Santa Casa de Ribeirão Preto (SP) — Prova 2020
Com relação à classificação de Le Fort para as fraturas maxilares, podemos afirmar que:
Fratura Le Fort I = separação da maxila do restante da face; tratamento pode ser conservador ou cirúrgico, dependendo da estabilidade e oclusão.
A classificação de Le Fort descreve padrões de fraturas maxilares com base em linhas de fragilidade óssea. A Le Fort I, que envolve apenas a maxila inferior, pode ser manejada conservadoramente se houver estabilidade e oclusão adequada, mas a restauração da oclusão é primordial e muitas vezes exige cirurgia.
As fraturas maxilares são lesões complexas que afetam a porção média da face e são classificadas de acordo com o sistema de Le Fort, que descreve três padrões principais de fratura com base nas linhas de fragilidade óssea. Essas fraturas resultam de traumas de alta energia e podem ter implicações funcionais e estéticas significativas. A classificação de Le Fort inclui: Tipo I (horizontal), que separa o palato e o processo alveolar da maxila; Tipo II (piramidal), que envolve a maxila, ossos nasais e parte do osso zigomático; e Tipo III (disjunção craniofacial), que separa completamente o esqueleto facial do crânio. Cada tipo apresenta características clínicas e implicações de tratamento distintas. O tratamento das fraturas Le Fort pode variar de conservador a cirúrgico, dependendo do tipo de fratura, grau de deslocamento, estabilidade e, crucialmente, do estado da oclusão dental. Para fraturas Le Fort Tipo I, se o deslocamento for mínimo e a oclusão estiver preservada ou puder ser facilmente restabelecida, o tratamento conservador com imobilização pode ser uma opção.
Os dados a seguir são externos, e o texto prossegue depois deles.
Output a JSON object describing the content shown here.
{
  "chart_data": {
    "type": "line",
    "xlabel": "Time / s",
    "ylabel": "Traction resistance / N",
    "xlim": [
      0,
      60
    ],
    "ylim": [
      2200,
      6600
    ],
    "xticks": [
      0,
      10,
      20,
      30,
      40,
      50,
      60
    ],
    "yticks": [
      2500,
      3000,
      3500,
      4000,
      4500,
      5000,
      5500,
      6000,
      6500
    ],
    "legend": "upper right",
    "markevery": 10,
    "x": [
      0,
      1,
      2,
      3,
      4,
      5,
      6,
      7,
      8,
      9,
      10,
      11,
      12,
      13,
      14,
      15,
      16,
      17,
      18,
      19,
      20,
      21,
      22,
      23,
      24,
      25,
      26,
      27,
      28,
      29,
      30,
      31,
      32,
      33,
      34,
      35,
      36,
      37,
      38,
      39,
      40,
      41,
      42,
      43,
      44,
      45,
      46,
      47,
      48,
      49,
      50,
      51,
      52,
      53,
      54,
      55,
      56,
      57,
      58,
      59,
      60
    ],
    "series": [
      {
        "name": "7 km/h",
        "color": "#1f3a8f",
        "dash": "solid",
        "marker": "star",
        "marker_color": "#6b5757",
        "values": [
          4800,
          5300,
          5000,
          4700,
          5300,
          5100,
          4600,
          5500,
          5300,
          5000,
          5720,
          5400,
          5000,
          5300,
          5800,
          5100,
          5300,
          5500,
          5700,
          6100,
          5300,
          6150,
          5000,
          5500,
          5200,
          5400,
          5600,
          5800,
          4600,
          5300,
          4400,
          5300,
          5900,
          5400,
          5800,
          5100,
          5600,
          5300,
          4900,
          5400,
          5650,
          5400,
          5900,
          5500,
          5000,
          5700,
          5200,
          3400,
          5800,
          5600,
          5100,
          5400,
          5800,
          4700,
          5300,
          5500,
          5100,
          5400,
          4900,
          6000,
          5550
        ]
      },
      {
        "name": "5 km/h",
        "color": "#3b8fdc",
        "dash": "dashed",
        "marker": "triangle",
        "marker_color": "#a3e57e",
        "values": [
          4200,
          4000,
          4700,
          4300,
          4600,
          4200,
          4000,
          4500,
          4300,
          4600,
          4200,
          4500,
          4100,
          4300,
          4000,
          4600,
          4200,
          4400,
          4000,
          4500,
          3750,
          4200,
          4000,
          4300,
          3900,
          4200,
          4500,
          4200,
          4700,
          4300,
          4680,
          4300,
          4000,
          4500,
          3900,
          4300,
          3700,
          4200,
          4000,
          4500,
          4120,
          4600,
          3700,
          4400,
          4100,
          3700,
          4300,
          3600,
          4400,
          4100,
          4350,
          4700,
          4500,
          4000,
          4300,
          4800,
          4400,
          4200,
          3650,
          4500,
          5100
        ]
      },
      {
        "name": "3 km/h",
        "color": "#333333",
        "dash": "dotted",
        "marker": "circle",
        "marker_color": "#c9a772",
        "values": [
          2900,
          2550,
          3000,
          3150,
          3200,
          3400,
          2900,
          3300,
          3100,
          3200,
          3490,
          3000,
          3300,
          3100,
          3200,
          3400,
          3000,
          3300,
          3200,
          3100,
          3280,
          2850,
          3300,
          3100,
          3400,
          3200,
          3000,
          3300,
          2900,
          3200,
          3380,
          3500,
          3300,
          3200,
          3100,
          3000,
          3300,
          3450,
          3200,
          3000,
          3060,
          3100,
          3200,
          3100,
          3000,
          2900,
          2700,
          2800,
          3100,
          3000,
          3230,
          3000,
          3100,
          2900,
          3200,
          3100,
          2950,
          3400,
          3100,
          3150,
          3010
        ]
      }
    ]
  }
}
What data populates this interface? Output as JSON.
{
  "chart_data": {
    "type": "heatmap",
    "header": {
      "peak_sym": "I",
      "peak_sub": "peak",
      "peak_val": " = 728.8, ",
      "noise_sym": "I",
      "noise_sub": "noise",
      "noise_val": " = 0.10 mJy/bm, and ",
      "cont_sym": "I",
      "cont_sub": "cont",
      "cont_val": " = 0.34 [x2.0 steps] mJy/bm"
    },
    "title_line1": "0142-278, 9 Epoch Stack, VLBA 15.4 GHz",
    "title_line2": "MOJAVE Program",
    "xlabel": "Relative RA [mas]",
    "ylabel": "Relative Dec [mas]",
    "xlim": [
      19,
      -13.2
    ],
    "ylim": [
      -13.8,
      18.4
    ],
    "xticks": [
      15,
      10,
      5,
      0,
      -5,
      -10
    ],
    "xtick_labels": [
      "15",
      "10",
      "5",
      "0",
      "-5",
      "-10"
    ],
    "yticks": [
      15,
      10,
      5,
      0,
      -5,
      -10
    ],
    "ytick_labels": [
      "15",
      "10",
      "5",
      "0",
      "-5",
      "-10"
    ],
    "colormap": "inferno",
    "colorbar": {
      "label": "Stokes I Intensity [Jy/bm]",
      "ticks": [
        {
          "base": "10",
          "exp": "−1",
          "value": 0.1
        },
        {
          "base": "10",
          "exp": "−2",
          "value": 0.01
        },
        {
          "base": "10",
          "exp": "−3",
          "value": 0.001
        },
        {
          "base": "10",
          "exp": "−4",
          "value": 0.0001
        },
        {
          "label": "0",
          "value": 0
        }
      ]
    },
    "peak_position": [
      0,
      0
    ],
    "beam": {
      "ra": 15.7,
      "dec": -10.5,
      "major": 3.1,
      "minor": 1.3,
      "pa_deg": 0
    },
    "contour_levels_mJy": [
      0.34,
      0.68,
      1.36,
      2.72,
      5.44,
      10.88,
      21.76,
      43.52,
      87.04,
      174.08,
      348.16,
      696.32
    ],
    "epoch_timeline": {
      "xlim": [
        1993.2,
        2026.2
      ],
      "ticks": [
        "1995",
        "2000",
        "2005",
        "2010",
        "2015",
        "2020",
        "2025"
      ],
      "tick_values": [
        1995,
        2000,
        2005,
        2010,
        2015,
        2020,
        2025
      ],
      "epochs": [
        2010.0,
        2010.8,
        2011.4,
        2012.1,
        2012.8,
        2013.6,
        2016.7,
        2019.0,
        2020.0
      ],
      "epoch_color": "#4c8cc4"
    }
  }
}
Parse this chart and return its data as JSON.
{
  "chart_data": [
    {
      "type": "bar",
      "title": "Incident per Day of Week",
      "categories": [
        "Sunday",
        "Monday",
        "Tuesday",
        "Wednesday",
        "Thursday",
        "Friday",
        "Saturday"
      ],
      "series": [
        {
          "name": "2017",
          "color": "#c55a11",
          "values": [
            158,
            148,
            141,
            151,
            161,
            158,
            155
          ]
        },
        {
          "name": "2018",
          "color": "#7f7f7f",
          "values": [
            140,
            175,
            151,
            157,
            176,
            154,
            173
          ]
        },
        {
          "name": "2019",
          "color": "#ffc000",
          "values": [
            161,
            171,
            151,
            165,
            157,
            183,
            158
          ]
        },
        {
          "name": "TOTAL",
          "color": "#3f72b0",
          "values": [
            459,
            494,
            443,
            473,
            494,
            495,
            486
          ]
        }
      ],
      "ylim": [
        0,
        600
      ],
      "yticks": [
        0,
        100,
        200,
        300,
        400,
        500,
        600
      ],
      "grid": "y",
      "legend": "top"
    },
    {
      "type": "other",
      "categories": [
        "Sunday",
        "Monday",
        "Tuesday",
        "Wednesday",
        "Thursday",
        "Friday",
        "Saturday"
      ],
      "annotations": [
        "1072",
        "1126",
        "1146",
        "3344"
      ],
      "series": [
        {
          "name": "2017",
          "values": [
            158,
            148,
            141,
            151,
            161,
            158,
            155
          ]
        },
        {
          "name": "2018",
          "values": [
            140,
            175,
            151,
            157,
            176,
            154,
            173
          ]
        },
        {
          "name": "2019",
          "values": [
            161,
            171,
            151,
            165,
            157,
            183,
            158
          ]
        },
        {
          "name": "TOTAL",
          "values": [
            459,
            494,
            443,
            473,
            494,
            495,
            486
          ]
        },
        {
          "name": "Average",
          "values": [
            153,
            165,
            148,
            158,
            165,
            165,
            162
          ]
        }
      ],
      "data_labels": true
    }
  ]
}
No entanto, a maioria das fraturas Le Fort, especialmente as mais complexas ou com comprometimento da oclusão, requer redução aberta e fixação interna para restaurar a anatomia e a função.
A fratura Le Fort tipo I, também conhecida como fratura horizontal da maxila, separa o palato e o processo alveolar da parte superior da face, resultando em mobilidade da maxila inferiormente ao assoalho das fossas nasais.
O tratamento conservador pode ser considerado para fraturas Le Fort tipo I minimamente deslocadas, estáveis e sem comprometimento significativo da oclusão dental, onde a estabilização e o acompanhamento cuidadoso são suficientes.
A restauração da oclusão dental é um objetivo primordial no tratamento das fraturas maxilares, pois afeta diretamente a função mastigatória, a estética facial e a saúde da articulação temporomandibular.